I work with a lot of YAML configuration files in my day to day. Although they're convenient most of the time, YAML's pitfalls still wind me up occasionally. So I made some personal rules to follow.

Most of these are motivated by StrictYAML's motivations for removing YAML's most pitfall-creating features, and are supposed to mitigate pitfalls introduced by YAML's implicit typing. I don't find automatic typing more human-readable or otherwise helpful, and it opens up all sorts of opportunities for unexpected behavior.

Always use safe loading

YAML doesn't sanitize inputs, meaning there's a risk that arbitrary code could be executed when loading the YAML unless using safe loading. With Python's pyyaml for example, just always load YAML with yaml.safe_load().
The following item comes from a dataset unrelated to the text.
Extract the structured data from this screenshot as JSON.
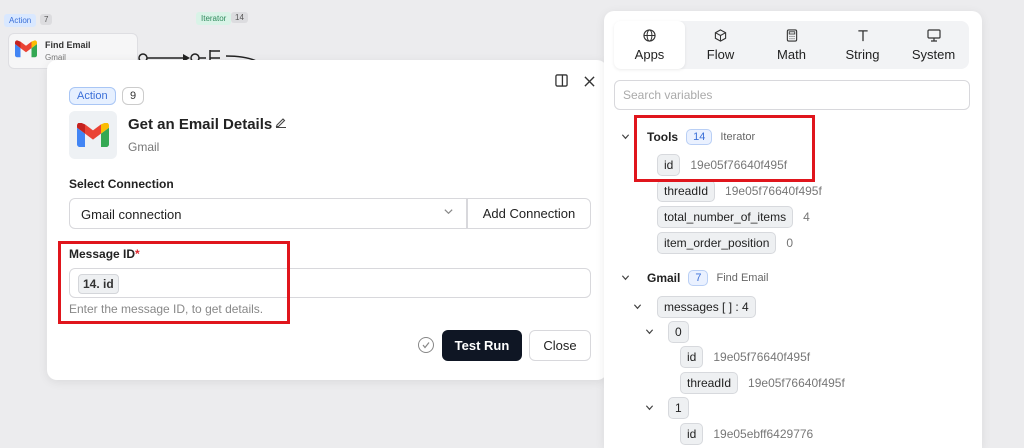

Always put strings in quotes

YAML doesn't require string-typed values to be surrounded in quotes. Both values in the following block read in as strings:

one: Stuff
two: "Things"

If the string contains special characters but isn't surrounded in "" quotes, YAML might read it in strangely. This also helps ensure number-like strings aren't interpreted as real numbers:

# Do
version: "1.2"

# Don't
version: 1.2

YAML interprets the unquoted value as a number, but you need to pass it as a string you have to quote it and if you forget unexpected results can ensue.

Annoyingly, YAML interprets single quotes '' and double quotes "" differently, which is a whole other problem. So unless there's a specific syntactic need, just always use double quotes.

Use only true and false for Booleans

See YAML's Norway problem. YAML permits no, No, and NO as acceptable Boolean keywords, translating them to false. But "NO" is the ISO 639 Alpha-2 code for the Norwegian language. YAML's automatic typing will happily break your configuration because you added better accessibility. So just never use anything but true and false.

Use only null for null values

YAML permits null, Null, and NULL, along with ~, for indicating null values. For consistency always use null. YAML really seems to love maximalism, I have no idea why.

Keep anchors and references to a minimum

Anchors can be convenient but if you find yourself using a lot of them that's probably a sign you should re-think your configuration structure and design it better.